Мария. Не бойся, Ваня, про тебя ничего не сказала. А пытать меня более не будут. Мне сон снился, вещий голос в неясном образе то ли ангела, то ли святого сказал — не бойся, тебя бить более не станут.
Орлов. Я ничего не ведал про твое детоубийство.
Мария. И я не ведала, Ваня. А ведали про то лишь звезды небесные. Они всему виной. Небесные призраки в дела мирские втручание имеют.
Орлов. Эх, Марьюшка, ведь звезды небесные батогом не высечешь, на дыбу не поднимешь, голову не отсечешь.
Мария. Однако должно быть смягчение наказанию, потому как положение при детоубийстве женщины есть необыкновенное и часто она, терзаемая стыдом, страхом, угрызениями совести и изнуренная телесными страданиями, почти лишается рассудка, следственно, покушается на ужасное преступление без ясного об оном перед собою сознания.
Орлов. Ты, Марьюшка, такое не говори, за такое не помилуют. Ты кайся и проси государя и государыню, а более ничего не говори.
В коридоре слышен шум шагов.
Сержант.
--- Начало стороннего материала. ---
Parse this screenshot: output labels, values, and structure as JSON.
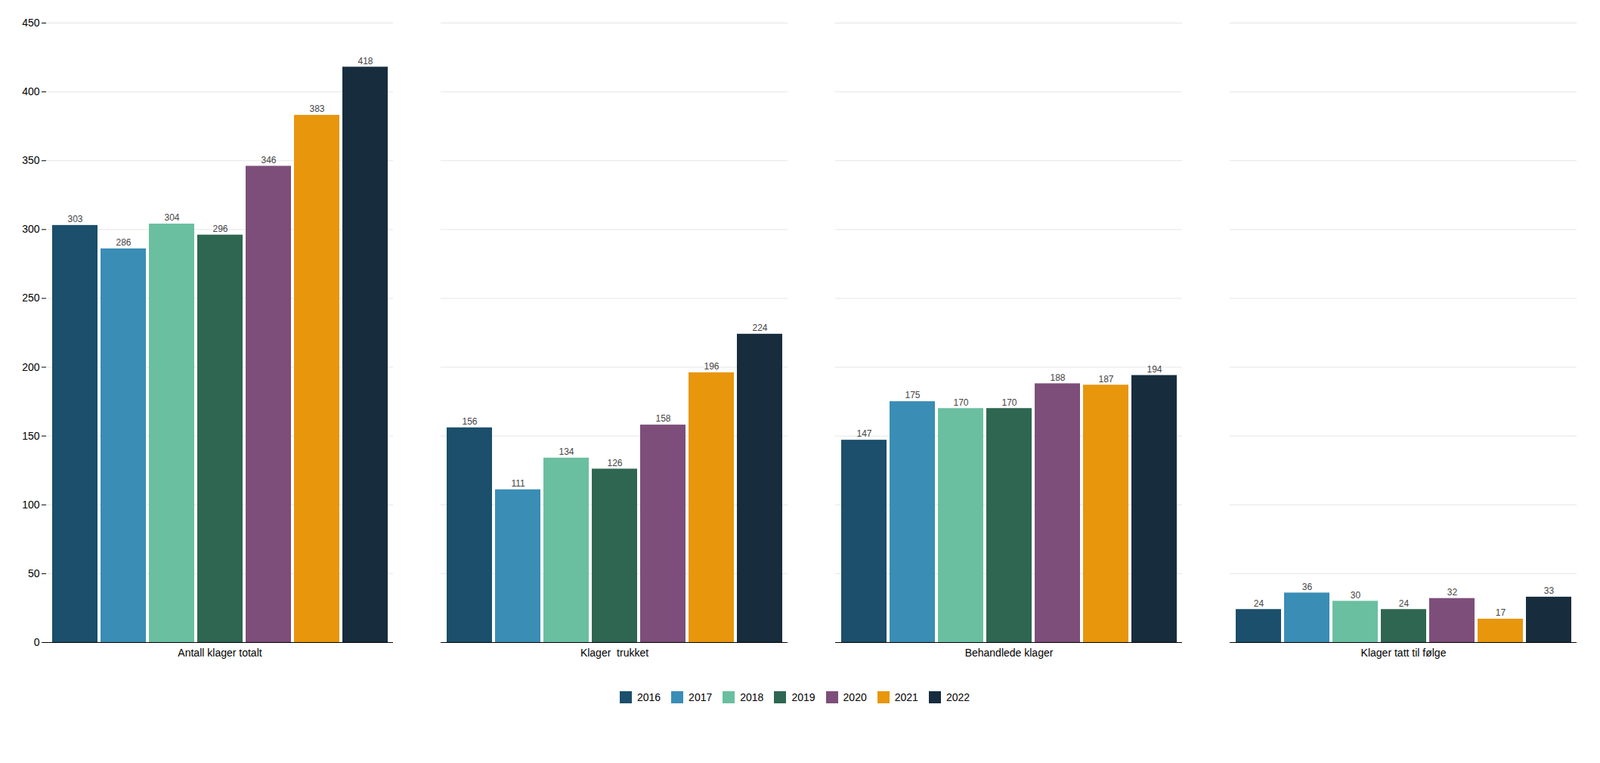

Свидание окончено.
Мария и Орлов плача обнимаются. Сержант уводит Орлова и запирает дверь.
Мария. Летняя ночь уже к концу. (Подходит к окну.) На Васильевском острову уже пробуждение. По каналу вон барки плывут. (Бой часов.) В Голландии часы звонят от механизма, здесь же в колокола бьют приставленные люди. Как была на колокольне — видела. Тоска какая. Отчего Европа не вступится за меня? Я осуждена несправедливо здесь, в дикой России. Мой сородич — герцог нормандский. Наш фамильный герб старинной фамилии Гамильтонов из Англии и Шотландии. Меня же наказывают здесь телесно через палачей. Но государыня добра ко мне. После аресту я ехала из Москвы не с колодниками, в отдельной повозке в штате государыни. (Звяканье ключа в замке.) Снова кто-то. Сегодня ночь необыкновенная. Будет, будет помилование от государя. (Входит Анна Кремер со свечой.) Анна! Тебя прислала государыня?
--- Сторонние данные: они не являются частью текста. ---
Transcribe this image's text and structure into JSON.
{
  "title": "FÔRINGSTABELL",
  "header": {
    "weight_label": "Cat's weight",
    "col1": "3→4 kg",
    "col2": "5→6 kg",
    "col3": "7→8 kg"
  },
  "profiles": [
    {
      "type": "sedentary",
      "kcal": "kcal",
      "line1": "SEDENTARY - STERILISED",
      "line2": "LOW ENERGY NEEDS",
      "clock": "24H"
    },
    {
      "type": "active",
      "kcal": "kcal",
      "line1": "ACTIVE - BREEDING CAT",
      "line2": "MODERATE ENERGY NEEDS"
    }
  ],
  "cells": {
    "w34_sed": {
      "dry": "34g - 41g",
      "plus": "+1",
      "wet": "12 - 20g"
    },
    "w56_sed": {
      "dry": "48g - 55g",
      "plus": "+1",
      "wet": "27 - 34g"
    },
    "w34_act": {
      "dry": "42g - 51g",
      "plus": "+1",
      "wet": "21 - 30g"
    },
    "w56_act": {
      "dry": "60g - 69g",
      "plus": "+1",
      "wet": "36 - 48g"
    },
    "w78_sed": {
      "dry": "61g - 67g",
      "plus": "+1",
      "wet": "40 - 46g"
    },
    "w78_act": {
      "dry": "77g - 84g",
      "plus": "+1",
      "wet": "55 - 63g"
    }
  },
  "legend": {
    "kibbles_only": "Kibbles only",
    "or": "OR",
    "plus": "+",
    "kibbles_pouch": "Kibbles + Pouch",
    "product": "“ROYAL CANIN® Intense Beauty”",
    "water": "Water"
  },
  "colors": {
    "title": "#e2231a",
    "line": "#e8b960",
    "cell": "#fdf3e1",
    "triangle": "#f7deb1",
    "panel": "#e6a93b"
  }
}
Анна. Марья Даниловна, я пришла успокоить вас и сообщить, что хлопоты о вашем помиловании не кончены. Прежде всего государыня хлопочет.
Мария. Я виновна, что крала у нее, посколько, как камер-фрейлина, денежного жалованья в месяц сто рублев получала, не многи более карлиц, музыкантов и хайдуков. А от любовников по скупости их подарков не имела… Ты, Анна, пленная, мы ж, Гамильтоны, сами приехали сюда, наслышавшись легенд о русском дворе и русских любимцах счастья… Вот оно, мое счастье. Я слышала, ты, Анна, уже особа доверенная. Скажи мне, отчего государь так суров ко мне? Что причина строгости государя к женщине, которая пыткой и самым ужасным заключением в кандалах достаточно уж наказана за свое злодеяние?
Анна. Строгость государя прямо вытекает из желания неуклонно выполнять закон.